Productive procrastination is what University of Calgary psychologist Piers Steel calls it. Even Dr. Steel tends to juggle his projects, playing projects off each other. It keeps things interesting. Dr. Steel surveyed 24 thousand people around the world and found that 95 percent procrastinate occasionally and that a quarter of those surveyed are categorized as “chronic procrastinators.” A quarter of people in the workplace will find something to do other than what they’re dreading, but they’re still getting work done.

If you choose cleaning over a more daunting task, you use productive procrastination to your advantage. Just remember that procrastinators don’t sit around idly. Work your way to the daunting task by working around it, knowingly tricking yourself.

Social psychologist Roy F. Baumeister developed the “Nothing Strategy,” which functions on the same principle. He says that “Structured procrastination requires a certain amount of self-deception, because one is in effect constantly perpetrating a pyramid scheme on oneself. One needs to be able to recognize and commit oneself to tasks with inflated importance and unreal deadlines while making oneself feel that these tasks are important.”

2. You Can Blame Your Genes

You are hardwired to procrastinate. How can you argue with genetics? Go ahead: Relish this delicious, valid excuse.

A study exploring the biological levels of “I’ll do it tomorrow” has genetically linked impulsivity with procrastination. 166 fraternal-twin and 181 identical-twin pairs were analyzed for their traits of procrastination and impulsivity, as well as their abilities to make and take action toward long-term goals.
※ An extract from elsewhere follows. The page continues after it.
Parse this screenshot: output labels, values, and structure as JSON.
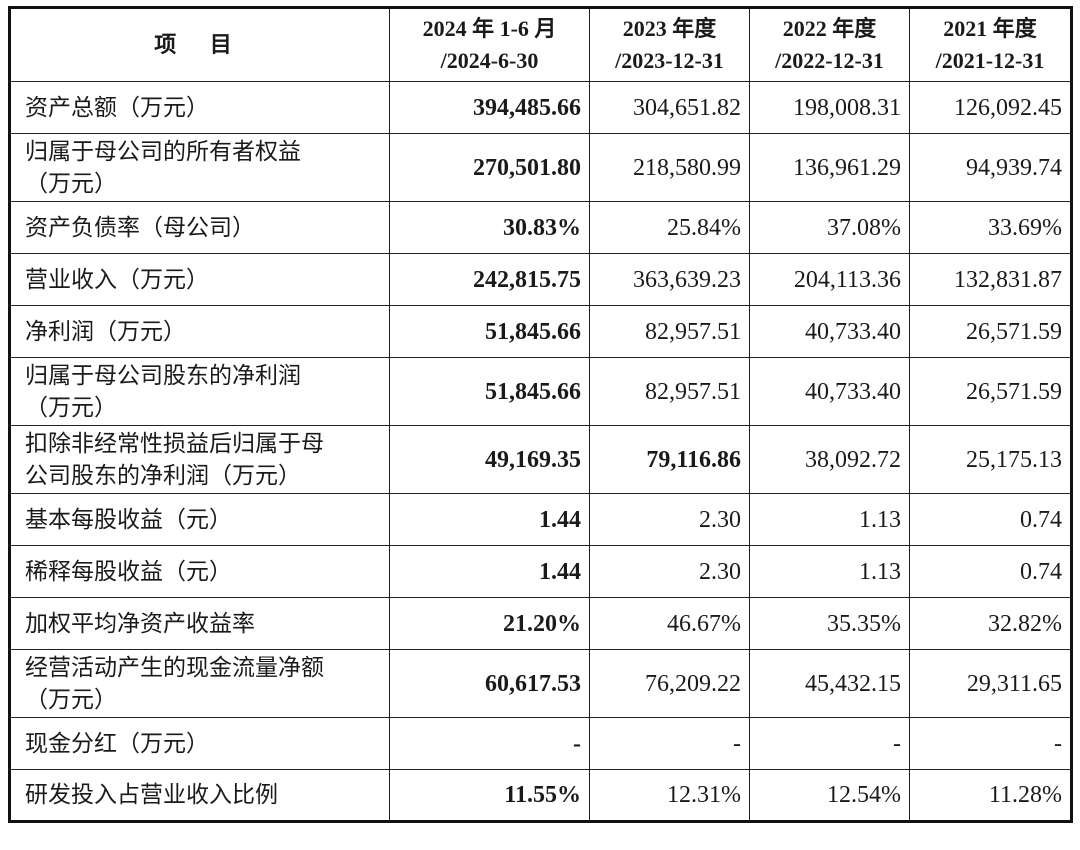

These traits were deemed “moderately heritable” at 46 percent for procrastination and 49 percent for impulsivity. The traits were separable at the phenotypic level but not the genetic level. They are likely linked to our higher cognitive functions and self-regulation within our daily activities.

For our ancestors, the need to be impulsive makes sense, but procrastination appears to be a new genetic development. When you act impulsively, you become distracted from your original goal. For perpetual procrastinators, the link between impulsivity and procrastination is likely hardwired.

3. You’re an Anxious Perfectionist

Are you living in the sensation of an idea, fearing the product won’t live up to it? Perhaps you put off doing the task, or spend too much time on one aspect of the task, because you want the final product to be your best effort. Do you hear the voices of self-doubt in your head: The voices of others telling you it won’t be enough?

One 2014 study traced the correlation between depression, perfectionism and procrastination. 402 undergraduates completed various scales on depression, stress, anxiety and procrastination. The results “demonstrated the importance of affect, cognition and behaviour on problematic delay referred to as procrastination.” The study revealed data that supports how depression or anxiety over completing a task causes procrastination through delay and inaction.

Procrastination has gotten the best of everyone, but sometimes it seems to bring about your best work. It’s a harsh mistress that entices you in one moment and shuns you in the next.

Some people are hardwired to be impulsive and procrastinate. Others are hardwired to do their very best and are perfectionists, influenced by both nature and nurture to raise the bar higher and higher. “We are our own worst enemies, and our best cheerleaders,” you might say.

Sometimes, procrastination is just how you work. Balance what you want and need. Even though it sometimes leads to defeat, at times procrastination is what you need.